7 thoughts on “Aki Day 12 Preview

  1. There’s something astonishingly badass about Tamawashi winning another basho at this stage of his career, he is a living example of what perseverance does for you in life. Is the guy the best, most talented, fastest, strongest with the best technique? Not even close, but his never give up attitude and never missing matches may very well get him a second Yusho, although his inhuman genetics might have a lot to do with that, his assistance record is legendary

  2. We all know the truth and real reason regarding 2 of the current Ozeki. The simple answer to the lament about them is that neither Mitakeumi nor Shodai are Ozeki caliber rikishi. It isn’t training, the phases of the moon, cats, or anything else.

    Bottom line is that these guys are in way over their heads and as someone posted last basho, once attained Ozeki is the easiest rank to keep. Had they been ranked as Sekiwake these guys would be yo-yoing up and down the banzuke on the regular.

    Unfortunately, I believe we’ll be stuck with these 2 guys as Ozeki for some time to come. I suspect that in the November basho Shodai will “miraculously” win 8 or more bouts and keep his rank and that Mitakeumi will get his 10 wins and return to the rank. Ugh!!! Sorry, I just threw up in my mouth a little.

    And while I’m not a Takakeisho fan, like I said before, at least he comes to work everyday, brings it, and he regularly produces double digit wins in any given basho. And further to his credit, that’s after the bad neck injury which I suspect may have even derailed a Yokozuna run for him.

  3. Your comments as they relate to Mitakeumi are incorrect. He had a run of 17 consecutive basho where he was ranked sekiwake or komusubi, during the course of which he won two yusho. He briefly dropped out of sanyaku, but then had another run of 10 consecutive basho as sekiwake or komusubi, during the course of which he won another yusho and was then promoted to ozeki. He was not “yo-yoing up and down the banzuke”. Someone pointed out that if he had already been an ozeki at the begining of these runs, he would have retained his rank. So for about five years, he was the most consistently successful rikishi below the rank of ozeki. His form has tanked only since he became an ozeki.

    • You are correct and I should have been more specific. I was referring to their records as Ozeki and if they had those records starting as Sekiwake they would have yo-yoed up and down the ranks.

      As an Ozeki Mitakeumi is 11-4, 6-9, 2-5-8, and 3-8 thus far this tournament.
      As a Sekiwake 11-4 would have made him keep rank.
      Following that with 6-9 would have most likely dropped him to Komusubi or possibly lower
      The 2-5-8 being Covid induced record would have allowed him to keep rank.
      But now the 3-8 thus far losing record would be dropping him into the Maegashira ranks for sure

      So far Mitakeumi as an Ozeki is 22-26-8. Even if you exclude the Covid basho entirely he’s still only 20-21 as an Ozeki and this basho isn’t over yet. I believe that record proves the point that he’s not an Ozeki caliber rikishi.

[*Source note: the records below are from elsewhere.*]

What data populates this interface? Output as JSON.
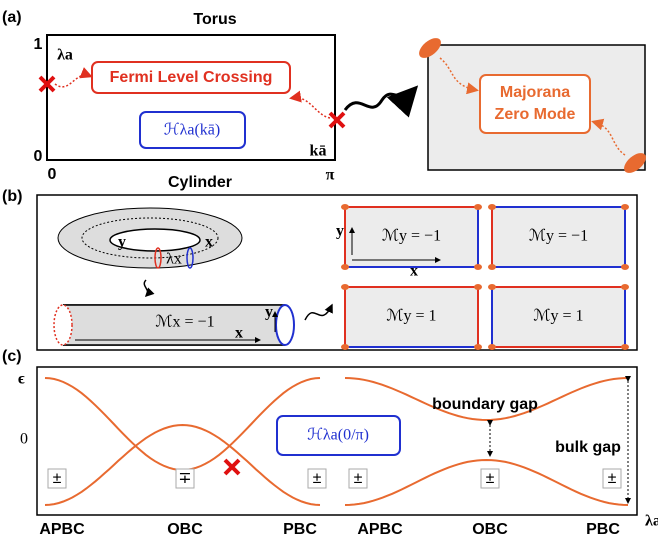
{
  "panels": {
    "a": {
      "label": "(a)",
      "title_top": "Torus",
      "title_bottom": "Cylinder",
      "y_top": "1",
      "y_bottom": "0",
      "x_left": "0",
      "x_right": "π",
      "y_label": "λa",
      "x_label": "kā",
      "box_crossing": "Fermi Level Crossing",
      "box_hamiltonian": "ℋλa(kā)",
      "box_majorana": [
        "Majorana",
        "Zero Mode"
      ]
    },
    "b": {
      "label": "(b)",
      "torus_y": "y",
      "torus_x": "x",
      "torus_lambda": "λx",
      "cylinder_mirror": "ℳx = −1",
      "cylinder_y": "y",
      "cylinder_x": "x",
      "rect_y": "y",
      "rect_x": "x",
      "mirrors": [
        "ℳy = −1",
        "ℳy = −1",
        "ℳy = 1",
        "ℳy = 1"
      ]
    },
    "c": {
      "label": "(c)",
      "y_label": "ϵ",
      "zero": "0",
      "hamiltonian": "ℋλa(0/π)",
      "boundary_gap": "boundary gap",
      "bulk_gap": "bulk gap",
      "x_label": "λa",
      "bc_labels": [
        "APBC",
        "OBC",
        "PBC",
        "APBC",
        "OBC",
        "PBC"
      ],
      "signs": [
        "±",
        "∓",
        "±",
        "±",
        "±",
        "±"
      ]
    }
  }
}
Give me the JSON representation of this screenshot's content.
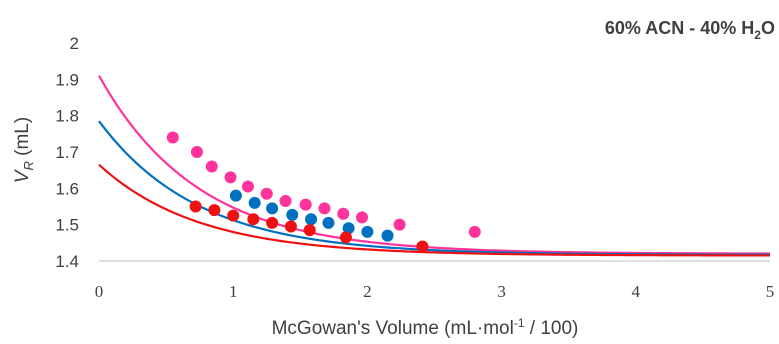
{
  "chart_data": {
    "type": "scatter",
    "title": {
      "prefix": "60% ACN - 40% H",
      "sub": "2",
      "suffix": "O"
    },
    "xlabel": {
      "prefix": "McGowan's Volume (mL·mol",
      "sup": "-1",
      "suffix": " / 100)"
    },
    "ylabel": {
      "main": "V",
      "sub": "R",
      "suffix": " (mL)"
    },
    "xlim": [
      0,
      5
    ],
    "ylim": [
      1.4,
      2.0
    ],
    "xticks": [
      "0",
      "1",
      "2",
      "3",
      "4",
      "5"
    ],
    "yticks": [
      "1.4",
      "1.5",
      "1.6",
      "1.7",
      "1.8",
      "1.9",
      "2"
    ],
    "grid": false,
    "legend": "none",
    "series": [
      {
        "color": "#ff3399",
        "points": [
          [
            0.55,
            1.74
          ],
          [
            0.73,
            1.7
          ],
          [
            0.84,
            1.66
          ],
          [
            0.98,
            1.63
          ],
          [
            1.11,
            1.605
          ],
          [
            1.25,
            1.585
          ],
          [
            1.39,
            1.565
          ],
          [
            1.54,
            1.555
          ],
          [
            1.68,
            1.545
          ],
          [
            1.82,
            1.53
          ],
          [
            1.96,
            1.52
          ],
          [
            2.24,
            1.5
          ],
          [
            2.8,
            1.48
          ]
        ],
        "fit": {
          "type": "exp",
          "asymptote": 1.42,
          "start": 1.91,
          "rate": 1.35
        }
      },
      {
        "color": "#0070c0",
        "points": [
          [
            1.02,
            1.58
          ],
          [
            1.16,
            1.56
          ],
          [
            1.29,
            1.545
          ],
          [
            1.44,
            1.527
          ],
          [
            1.58,
            1.515
          ],
          [
            1.71,
            1.505
          ],
          [
            1.86,
            1.49
          ],
          [
            2.0,
            1.48
          ],
          [
            2.15,
            1.47
          ]
        ],
        "fit": {
          "type": "exp",
          "asymptote": 1.417,
          "start": 1.785,
          "rate": 1.35
        }
      },
      {
        "color": "#ee1111",
        "points": [
          [
            0.72,
            1.55
          ],
          [
            0.86,
            1.54
          ],
          [
            1.0,
            1.525
          ],
          [
            1.15,
            1.515
          ],
          [
            1.29,
            1.505
          ],
          [
            1.43,
            1.495
          ],
          [
            1.57,
            1.485
          ],
          [
            1.84,
            1.465
          ],
          [
            2.41,
            1.44
          ]
        ],
        "fit": {
          "type": "exp",
          "asymptote": 1.415,
          "start": 1.665,
          "rate": 1.35
        }
      }
    ]
  }
}
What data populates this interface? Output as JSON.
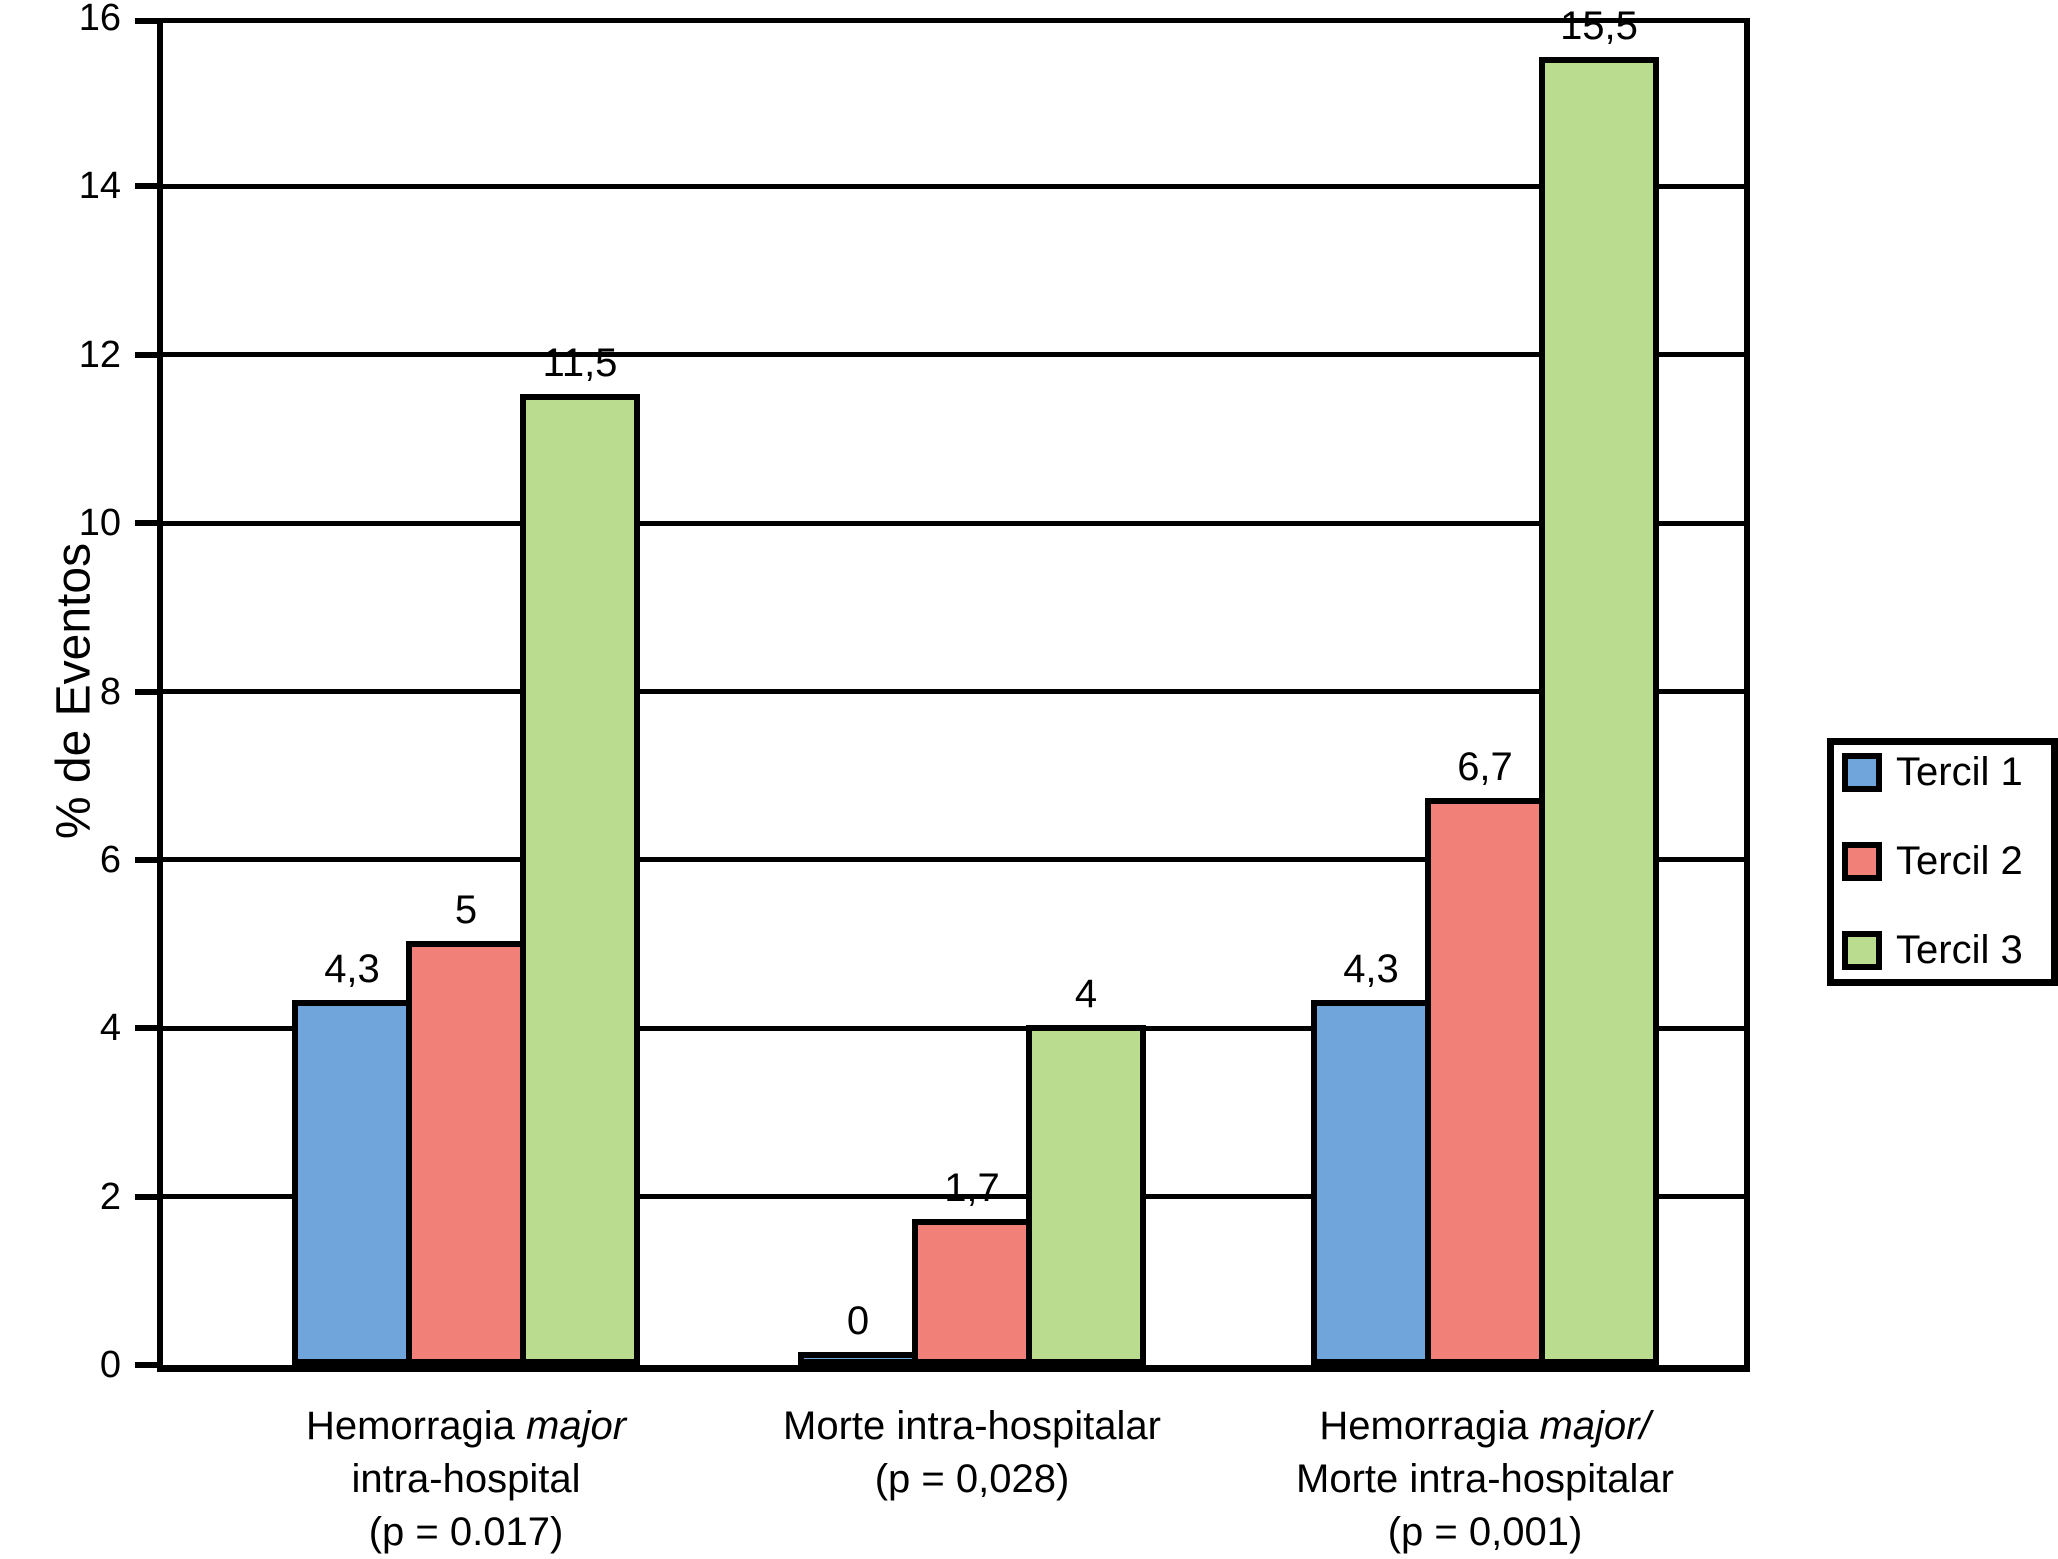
{
  "chart_data": {
    "type": "bar",
    "title": "",
    "xlabel": "",
    "ylabel": "% de Eventos",
    "ylim": [
      0,
      16
    ],
    "yticks": [
      0,
      2,
      4,
      6,
      8,
      10,
      12,
      14,
      16
    ],
    "grid": "horizontal black gridlines every 2 units",
    "legend_position": "outside right",
    "background": "#FFFFFF",
    "axis_color": "#000000",
    "bar_border_color": "#000000",
    "categories": [
      {
        "lines": [
          [
            {
              "t": "Hemorragia ",
              "i": false
            },
            {
              "t": "major",
              "i": true
            }
          ],
          [
            {
              "t": "intra-hospital",
              "i": false
            }
          ],
          [
            {
              "t": "(p = 0.017)",
              "i": false
            }
          ]
        ]
      },
      {
        "lines": [
          [
            {
              "t": "Morte intra-hospitalar",
              "i": false
            }
          ],
          [
            {
              "t": "(p = 0,028)",
              "i": false
            }
          ]
        ]
      },
      {
        "lines": [
          [
            {
              "t": "Hemorragia ",
              "i": false
            },
            {
              "t": "major/",
              "i": true
            }
          ],
          [
            {
              "t": "Morte intra-hospitalar",
              "i": false
            }
          ],
          [
            {
              "t": "(p = 0,001)",
              "i": false
            }
          ]
        ]
      }
    ],
    "series": [
      {
        "name": "Tercil 1",
        "color": "#6FA5DB",
        "values": [
          4.3,
          0,
          4.3
        ],
        "value_labels": [
          "4,3",
          "0",
          "4,3"
        ]
      },
      {
        "name": "Tercil 2",
        "color": "#F08078",
        "values": [
          5,
          1.7,
          6.7
        ],
        "value_labels": [
          "5",
          "1,7",
          "6,7"
        ]
      },
      {
        "name": "Tercil 3",
        "color": "#BADC8E",
        "values": [
          11.5,
          4,
          15.5
        ],
        "value_labels": [
          "11,5",
          "4",
          "15,5"
        ]
      }
    ]
  }
}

      • I think the difference with Mitakeumi post-promotion is his shoulder injury. He performed very well in his first tournament as Ozeki, got injured in the next one and doesn’t really seem to have recovered. Wrestlers who become Ozeki in their late 20s rather than early 20s are presumably more likely to find their Ozeki career blighted by injuries that take longer to recover (e.g. Goeido).

  4. Anyhow we already got the answer for the most important question of this basho: yes as it was predicted Takayasu screwed it up again. It is now an axiom.